After playing a game the ratings of the two players are adjusted depending on the actual outcome of the game. The winning player takes some amount of rating points from the loser (i.e. the loser loses the same amount of point the winner gains which means the total number of points in the system doesn't change as a result of games being played). The new rating of player 1, A2, is computed as:

A2 = A + K * (R - E)

where R is the outcome of the game (for player 1, i.e. 1 for a win, 0 for loss, 0.5 for a draw) and K is the change rate which affects how quickly the ratings will change (can be set to e.g. 30 but may be different e.g. for new or low rated players). So with e.g. K = 25 if for our two players the game ends up being a draw, player 2 takes 9 points from player 1 (A2 = 1691, B2 = 1409, note that drawing a weaker player is below the expected result).
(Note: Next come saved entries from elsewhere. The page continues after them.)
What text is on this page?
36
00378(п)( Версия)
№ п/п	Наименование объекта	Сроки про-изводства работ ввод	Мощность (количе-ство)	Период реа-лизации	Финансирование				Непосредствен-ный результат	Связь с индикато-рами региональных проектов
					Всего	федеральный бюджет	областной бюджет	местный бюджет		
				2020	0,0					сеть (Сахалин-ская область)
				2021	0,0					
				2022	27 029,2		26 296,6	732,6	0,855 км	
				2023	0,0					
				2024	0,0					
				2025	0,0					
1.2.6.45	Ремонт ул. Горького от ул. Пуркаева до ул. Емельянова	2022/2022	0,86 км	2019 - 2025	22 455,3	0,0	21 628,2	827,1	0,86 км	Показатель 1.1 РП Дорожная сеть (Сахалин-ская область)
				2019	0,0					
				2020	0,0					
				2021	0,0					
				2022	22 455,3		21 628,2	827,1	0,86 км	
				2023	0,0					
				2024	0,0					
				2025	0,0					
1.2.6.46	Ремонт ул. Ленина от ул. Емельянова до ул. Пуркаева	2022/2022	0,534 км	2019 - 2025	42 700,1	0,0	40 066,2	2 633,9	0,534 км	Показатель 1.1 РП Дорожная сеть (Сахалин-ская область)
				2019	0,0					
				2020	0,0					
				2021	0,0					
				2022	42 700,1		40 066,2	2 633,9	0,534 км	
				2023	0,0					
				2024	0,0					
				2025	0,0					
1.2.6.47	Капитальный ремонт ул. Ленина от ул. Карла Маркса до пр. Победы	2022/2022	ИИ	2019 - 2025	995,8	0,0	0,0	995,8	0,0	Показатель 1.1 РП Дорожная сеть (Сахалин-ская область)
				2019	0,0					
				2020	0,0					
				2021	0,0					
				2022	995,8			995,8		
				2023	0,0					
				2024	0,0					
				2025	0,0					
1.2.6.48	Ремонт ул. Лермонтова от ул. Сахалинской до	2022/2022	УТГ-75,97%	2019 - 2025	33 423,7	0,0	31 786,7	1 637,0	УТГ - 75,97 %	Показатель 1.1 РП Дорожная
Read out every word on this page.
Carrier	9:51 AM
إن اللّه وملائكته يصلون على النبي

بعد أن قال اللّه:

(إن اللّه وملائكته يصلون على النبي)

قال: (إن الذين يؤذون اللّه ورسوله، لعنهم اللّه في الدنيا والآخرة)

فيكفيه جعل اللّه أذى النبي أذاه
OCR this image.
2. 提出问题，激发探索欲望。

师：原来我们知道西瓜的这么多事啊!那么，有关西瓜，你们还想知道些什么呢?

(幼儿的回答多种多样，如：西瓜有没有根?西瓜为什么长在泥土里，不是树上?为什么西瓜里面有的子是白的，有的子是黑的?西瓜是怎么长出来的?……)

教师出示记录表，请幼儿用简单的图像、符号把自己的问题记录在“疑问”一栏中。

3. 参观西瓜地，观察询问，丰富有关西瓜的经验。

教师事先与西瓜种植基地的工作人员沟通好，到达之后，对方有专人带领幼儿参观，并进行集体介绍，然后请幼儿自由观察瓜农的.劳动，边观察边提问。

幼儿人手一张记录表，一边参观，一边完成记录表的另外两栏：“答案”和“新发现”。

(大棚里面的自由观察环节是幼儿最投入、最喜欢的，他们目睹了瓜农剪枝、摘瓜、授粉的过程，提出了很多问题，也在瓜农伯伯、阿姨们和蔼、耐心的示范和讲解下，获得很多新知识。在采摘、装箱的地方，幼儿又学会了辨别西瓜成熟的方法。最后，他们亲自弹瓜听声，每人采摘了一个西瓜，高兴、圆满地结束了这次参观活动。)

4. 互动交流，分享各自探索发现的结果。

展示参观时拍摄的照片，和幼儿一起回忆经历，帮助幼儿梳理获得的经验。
How to compute Elo difference from a number of games? This is useful e.g. if we have a chess engine X with Elo EX and a new engine Y whose Elo we don't know: we may let these two engines play 1000 games, note the average result E and then compute the Elo difference of the new engine against the first engine from this formula (derived from the above formula by solving for Elo difference B - A):

B - A = log10(1 / E - 1) * 400

Some Code

Here is a C code that simulates players of different skills playing games and being rated with Elo. Keep in mind the example is simple, it uses the potentially imperfect rand function etc., but it shows the principle quite well. At the beginning each player is assigned an Elo of 1000 and a random skill which is normally distrubuted, a game between two players consists of each player drawing a random number in range from from 1 to his skill number, the player that draws a bigger number wins (i.e. a player with higher skill is more likely to win).

#include <stdio.h>
#include <stdlib.h>
#include <math.h>

#define PLAYERS 101
#define GAMES 10000
#define K 25          // Elo K factor

typedef struct
{
  unsigned int skill;
  unsigned int elo;
} Player;

Player players[PLAYERS];

double eloExpectedScore(unsigned int elo1, unsigned int elo2)
{
  return 1.0 / (1.0 + pow(10.0,((((double) elo2) - ((double) elo1)) / 400.0)));
}

int eloPointGain(double expectedResult, double result)
{
  return K * (result - expectedResult);
}

int main(void)
{
  srand(100);

  for (int i = 0; i < PLAYERS; ++i)
  {
    players[i].elo = 1000; // give everyone initial Elo of 1000

    // normally distributed skill in range 0-99:
    players[i].skill = 0;

    for (int j = 0; j < 8; ++j)
      players[i].skill += rand() % 100;

    players[i].skill /= 8;
  }

  for (int i = 0; i < GAMES; ++i) // play games
  {
    unsigned int player1 = rand() % PLAYERS,
                 player2 = rand() % PLAYERS;

    // let players draw numbers, bigger number wins
    unsigned int number1 = rand() % (players[player1].skill + 1),
                 number2 = rand() % (players[player2].skill + 1);

    double gameResult = 0.5;

    if (number1 > number2)
      gameResult = 1.0;
    else if (number2 > number1)
      gameResult = 0.0;
  
    int pointGain = eloPointGain(eloExpectedScore(
      players[player1].elo,
      players[player2].elo),gameResult);

    players[player1].elo += pointGain;
    players[player2].elo -= pointGain;
  }

  for (int i = PLAYERS - 2; i >= 0; --i) // bubble-sort by Elo
    for (int j = 0; j <= i; ++j)
      if (players[j].elo < players[j + 1].elo)
      {
        Player tmp = players[j];
        players[j] = players[j + 1];
        players[j + 1] = tmp;
      }

  for (int i = 0; i < PLAYERS; i += 5) // print
    printf("#%d: Elo: %d (skill: %d\%)\n",i,players[i].elo,players[i].skill);

  return 0;
}

The code may output e.g.:

#0: Elo: 1134 (skill: 62%)
#5: Elo: 1117 (skill: 63%)
#10: Elo: 1102 (skill: 59%)
#15: Elo: 1082 (skill: 54%)
#20: Elo: 1069 (skill: 58%)
#25: Elo: 1054 (skill: 54%)
#30: Elo: 1039 (skill: 52%)
#35: Elo: 1026 (skill: 52%)
#40: Elo: 1017 (skill: 56%)
#45: Elo: 1016 (skill: 50%)
#50: Elo: 1006 (skill: 40%)
#55: Elo: 983 (skill: 50%)
#60: Elo: 974 (skill: 42%)
#65: Elo: 970 (skill: 41%)
#70: Elo: 954 (skill: 44%)
#75: Elo: 947 (skill: 47%)
#80: Elo: 936 (skill: 40%)
#85: Elo: 927 (skill: 48%)
#90: Elo: 912 (skill: 52%)
#95: Elo: 896 (skill: 35%)
#100: Elo: 788 (skill: 22%)

We can see that Elo quite nicely correlates with the player's real skill.